MW: Getting orders for steel and delivering it cheaper than the competition would be the first challenge of a new owner. That's according to Robert Brooks. He's the managing editor of "33 Metal Producing," a trade magazine for the metal industry. He says another problem is that banks are tight fisted when it comes to helping steel makers get the money they need for improvements and to weather the market slump.

Robert Brooks: There initial challenge will be convincing lenders to finance their effort. Capital is very expensive and it's very scarce. And available capital is very scarce and is not drawn to long range projects particularly in an industry where profit margins are very narrow, even when they are more frequently achieved.

MW: Brooks says big banks don't want to put money into steel because it takes too long to get a return. He feels the high-tech boom has made lenders too impatient for the lumbering steel makers. Brooks believes banks don't want to wait 5 to 10 years after being spoiled by the quick fortunes of the high tech companies. As far as saving money on labor costs at a resurrected LTVv, he doubts it's enough to make a difference.

RB: I think the absence of labor obligations could certainly help close the deal but I don't think it's going to be the leading incentive. I think the proper way to say it, the labor terms will not be a barrier. But I don't think it's proper to say labor terms would be an incentive.

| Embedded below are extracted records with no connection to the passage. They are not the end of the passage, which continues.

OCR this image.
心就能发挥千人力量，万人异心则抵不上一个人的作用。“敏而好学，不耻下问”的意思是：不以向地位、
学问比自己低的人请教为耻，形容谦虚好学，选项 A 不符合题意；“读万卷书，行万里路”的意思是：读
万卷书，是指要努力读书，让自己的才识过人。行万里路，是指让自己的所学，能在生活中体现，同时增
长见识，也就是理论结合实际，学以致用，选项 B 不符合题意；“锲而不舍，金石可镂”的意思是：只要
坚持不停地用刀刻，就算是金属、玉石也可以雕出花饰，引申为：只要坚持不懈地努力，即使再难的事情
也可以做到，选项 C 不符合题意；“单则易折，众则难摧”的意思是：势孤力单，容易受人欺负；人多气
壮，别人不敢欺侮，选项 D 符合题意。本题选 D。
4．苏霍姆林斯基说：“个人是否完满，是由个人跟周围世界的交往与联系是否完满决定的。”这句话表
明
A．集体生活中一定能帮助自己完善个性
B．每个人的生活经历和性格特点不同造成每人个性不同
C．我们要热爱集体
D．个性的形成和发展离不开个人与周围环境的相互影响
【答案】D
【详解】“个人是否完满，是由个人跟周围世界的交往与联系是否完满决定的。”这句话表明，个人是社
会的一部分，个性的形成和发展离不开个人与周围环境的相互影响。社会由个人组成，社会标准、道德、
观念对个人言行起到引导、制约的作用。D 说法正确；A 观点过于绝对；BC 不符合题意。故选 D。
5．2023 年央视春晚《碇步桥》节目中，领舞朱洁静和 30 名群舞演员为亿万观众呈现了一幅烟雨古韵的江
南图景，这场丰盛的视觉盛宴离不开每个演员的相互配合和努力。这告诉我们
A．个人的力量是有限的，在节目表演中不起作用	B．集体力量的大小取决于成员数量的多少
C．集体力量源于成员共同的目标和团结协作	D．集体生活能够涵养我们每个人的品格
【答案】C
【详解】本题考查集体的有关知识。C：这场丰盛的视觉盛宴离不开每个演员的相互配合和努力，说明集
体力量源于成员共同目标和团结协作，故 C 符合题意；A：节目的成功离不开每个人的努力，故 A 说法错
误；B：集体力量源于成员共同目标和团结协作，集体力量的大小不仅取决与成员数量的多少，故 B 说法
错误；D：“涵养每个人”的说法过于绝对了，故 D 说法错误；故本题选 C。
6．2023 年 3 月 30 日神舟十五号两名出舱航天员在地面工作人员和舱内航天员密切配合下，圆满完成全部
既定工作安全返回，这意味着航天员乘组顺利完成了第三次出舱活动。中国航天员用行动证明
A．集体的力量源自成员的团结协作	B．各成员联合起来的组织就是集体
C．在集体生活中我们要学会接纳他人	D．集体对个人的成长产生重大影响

MW: Another issue facing a new buyer will be the government's efforts to forge a deal with steel makers to reduce production. Political leaders are considering rules to block imported steel with high tariffs in exchange for cutting U.S. output. But on the other hand, if a foreign buyer would be able to make steel in the U.S. they may be able to get around those import restrictions. Bids for LTV are due by February 20, and an auction date has been set for February 27. After that it will be up to the company and the bankruptcy court to decide whether to accept any of the offers. In Cleveland, Mike West, 90.3 WCPN® News.